Media Kampung, Kalimantan Barat – Kepolisian Republik Indonesia (Polri) telah mengirimkan bantuan logistik dan peralatan untuk penanganan kebakaran hutan dan lahan (karhutla) ke Kalimantan Barat pada Selasa, 25 Agustus 2026. Pengiriman bantuan dilakukan secara bertahap sesuai dengan kebutuhan dan ketersediaan sarana angkutan.
Bantuan yang Dikirimkan
Bantuan yang dikirim dari Jakarta melalui Bandara Soekarno-Hatta meliputi berbagai peralatan pendukung pemadaman dan perlengkapan kesehatan bagi petugas serta masyarakat terdampak. Berikut rincian bantuan yang dikirim:
- 100 set masker gas dan canister
- 200 tabung oksigen
- Selang pemadam, selang hisap
- Pistol nozzle dan connector Y
- Kolam air embung berkapasitas 5.000 liter
- Pompa robin, pompa apung, dan pompa darat
- Generator set (genset)
Tujuan Bantuan
Bantuan tersebut tidak hanya untuk mendukung aktivitas pemadaman karhutla, namun juga untuk menjaga keselamatan dan kesehatan petugas serta masyarakat yang terdampak asap kebakaran. Masker gas dan tabung oksigen menjadi bagian penting dalam melindungi kesehatan mereka yang berada di lapangan.

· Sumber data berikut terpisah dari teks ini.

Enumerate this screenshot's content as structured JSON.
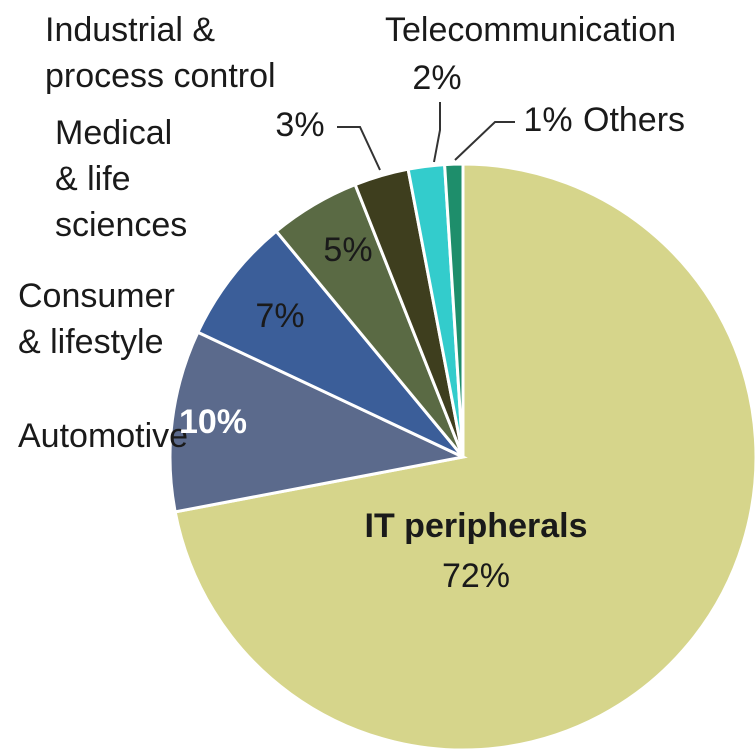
{
  "chart_data": {
    "type": "pie",
    "categories": [
      "IT peripherals",
      "Automotive",
      "Consumer\n& lifestyle",
      "Medical\n& life\nsciences",
      "Industrial &\nprocess control",
      "Telecommunication",
      "Others"
    ],
    "values": [
      72,
      10,
      7,
      5,
      3,
      2,
      1
    ],
    "value_labels": [
      "72%",
      "10%",
      "7%",
      "5%",
      "3%",
      "2%",
      "1%"
    ],
    "colors": [
      "#d6d58b",
      "#5b6a8c",
      "#3b5e99",
      "#5a6a44",
      "#3e3e1e",
      "#33cccc",
      "#1e8e6b"
    ]
  }
}
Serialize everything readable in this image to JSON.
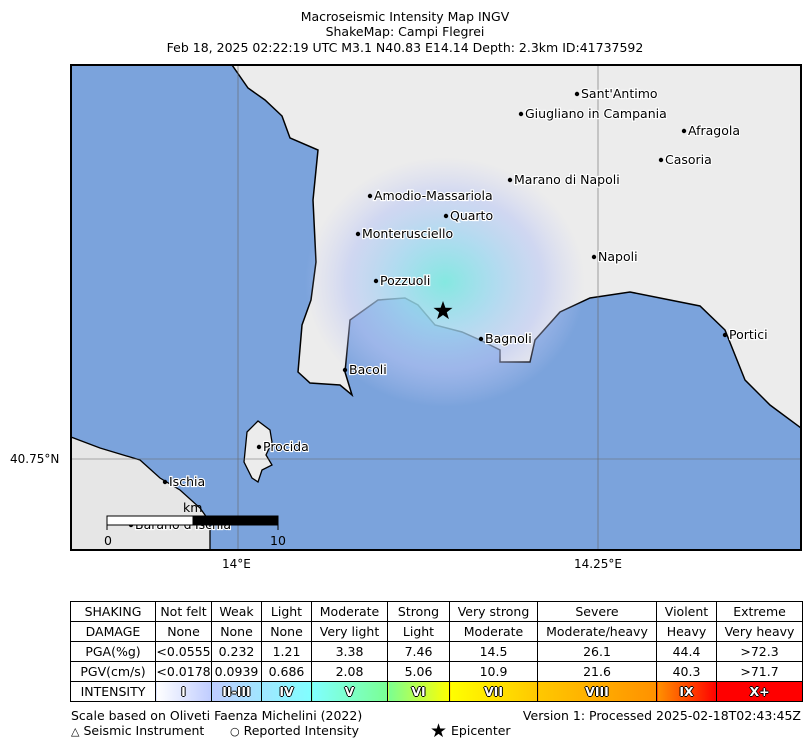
{
  "title": {
    "line1": "Macroseismic Intensity Map INGV",
    "line2": "ShakeMap: Campi Flegrei",
    "line3": "Feb 18, 2025 02:22:19 UTC M3.1 N40.83 E14.14 Depth: 2.3km ID:41737592"
  },
  "axes": {
    "lat_label": "40.75°N",
    "lon_labels": [
      "14°E",
      "14.25°E"
    ]
  },
  "cities": [
    {
      "name": "Sant'Antimo"
    },
    {
      "name": "Giugliano in Campania"
    },
    {
      "name": "Afragola"
    },
    {
      "name": "Casoria"
    },
    {
      "name": "Marano di Napoli"
    },
    {
      "name": "Amodio-Massariola"
    },
    {
      "name": "Quarto"
    },
    {
      "name": "Monterusciello"
    },
    {
      "name": "Napoli"
    },
    {
      "name": "Pozzuoli"
    },
    {
      "name": "Bagnoli"
    },
    {
      "name": "Portici"
    },
    {
      "name": "Bacoli"
    },
    {
      "name": "Procida"
    },
    {
      "name": "Ischia"
    },
    {
      "name": "Barano d'Ischia"
    }
  ],
  "scalebar": {
    "unit": "km",
    "start": "0",
    "end": "10"
  },
  "legend": {
    "rows": [
      {
        "label": "SHAKING",
        "values": [
          "Not felt",
          "Weak",
          "Light",
          "Moderate",
          "Strong",
          "Very strong",
          "Severe",
          "Violent",
          "Extreme"
        ]
      },
      {
        "label": "DAMAGE",
        "values": [
          "None",
          "None",
          "None",
          "Very light",
          "Light",
          "Moderate",
          "Moderate/heavy",
          "Heavy",
          "Very heavy"
        ]
      },
      {
        "label": "PGA(%g)",
        "values": [
          "<0.0555",
          "0.232",
          "1.21",
          "3.38",
          "7.46",
          "14.5",
          "26.1",
          "44.4",
          ">72.3"
        ]
      },
      {
        "label": "PGV(cm/s)",
        "values": [
          "<0.0178",
          "0.0939",
          "0.686",
          "2.08",
          "5.06",
          "10.9",
          "21.6",
          "40.3",
          ">71.7"
        ]
      }
    ],
    "intensity_label": "INTENSITY",
    "intensity": [
      "I",
      "II-III",
      "IV",
      "V",
      "VI",
      "VII",
      "VIII",
      "IX",
      "X+"
    ],
    "colors": [
      "#ffffff",
      "#bfccff",
      "#a0e6ff",
      "#80ffff",
      "#7aff93",
      "#ffff00",
      "#ffc800",
      "#ff9100",
      "#ff0000"
    ]
  },
  "footer": {
    "scale_note": "Scale based on Oliveti Faenza Michelini (2022)",
    "version": "Version 1: Processed 2025-02-18T02:43:45Z",
    "seismic": "Seismic Instrument",
    "reported": "Reported Intensity",
    "epicenter": "Epicenter"
  },
  "colors": {
    "sea": "#7ba3dc",
    "land": "#eeeeee"
  }
}
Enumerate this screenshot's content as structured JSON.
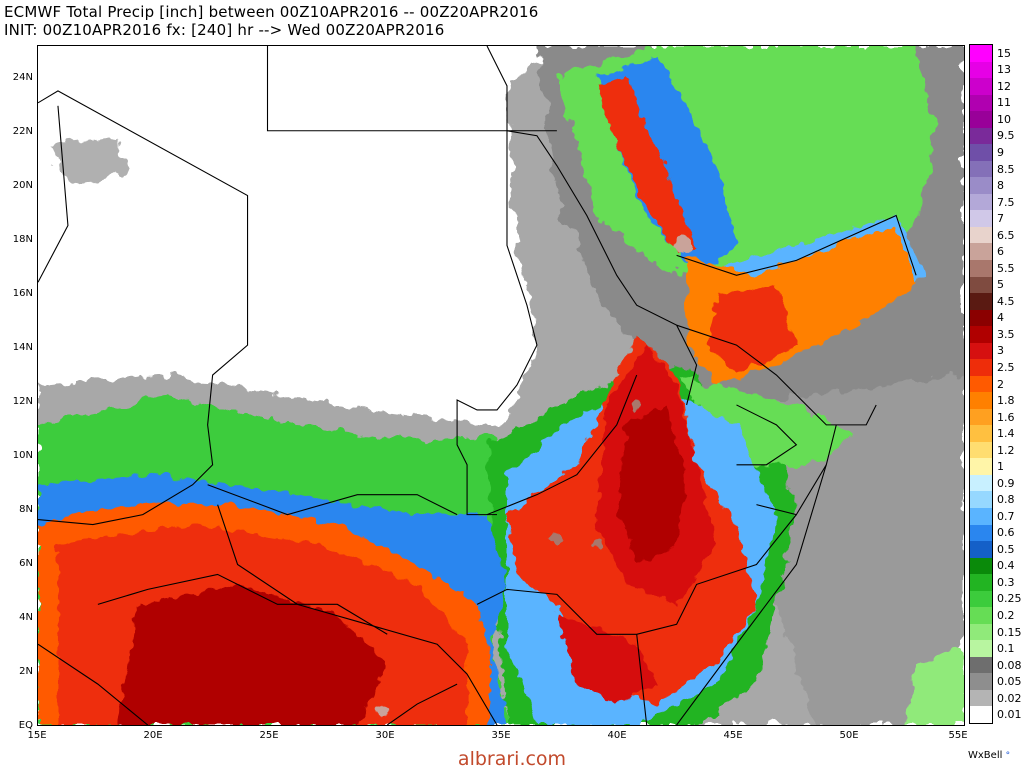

Distribusi dan Penyaluran Bertahap
Pengiriman bantuan dilakukan secara bertahap ke Kalimantan Barat dan juga wilayah lain yang terdampak karhutla. Polri menyesuaikan distribusi dengan ketersediaan angkutan udara dan prioritas kebutuhan di lapangan. Hal ini bertujuan agar bantuan dapat segera diterima dan dimanfaatkan oleh jajaran yang membutuhkannya.
Sinergi dengan Berbagai Pihak
Polri terus berkoordinasi dengan pemerintah daerah, Tentara Nasional Indonesia (TNI), dan berbagai stakeholder terkait dalam penanggulangan karhutla. Sinergi ini diharapkan dapat mempercepat proses pemadaman serta menjaga keselamatan masyarakat di wilayah terdampak.
Irjen Pol. Johnny Eddizon Isir, Kadiv Humas Polri, menegaskan komitmen Polri untuk memastikan dukungan logistik terus disalurkan secara optimal agar penanganan karhutla berjalan efektif dan petugas serta masyarakat terlindungi dengan baik.
Perkembangan Penanganan Karhutla
Polri juga memantau secara aktif perkembangan kebakaran hutan dan lahan di berbagai daerah. Bantuan akan terus disesuaikan dengan kebutuhan dan situasi di lapangan untuk menjaga efektivitas penanganan karhutla serta keselamatan masyarakat tetap menjadi prioritas utama.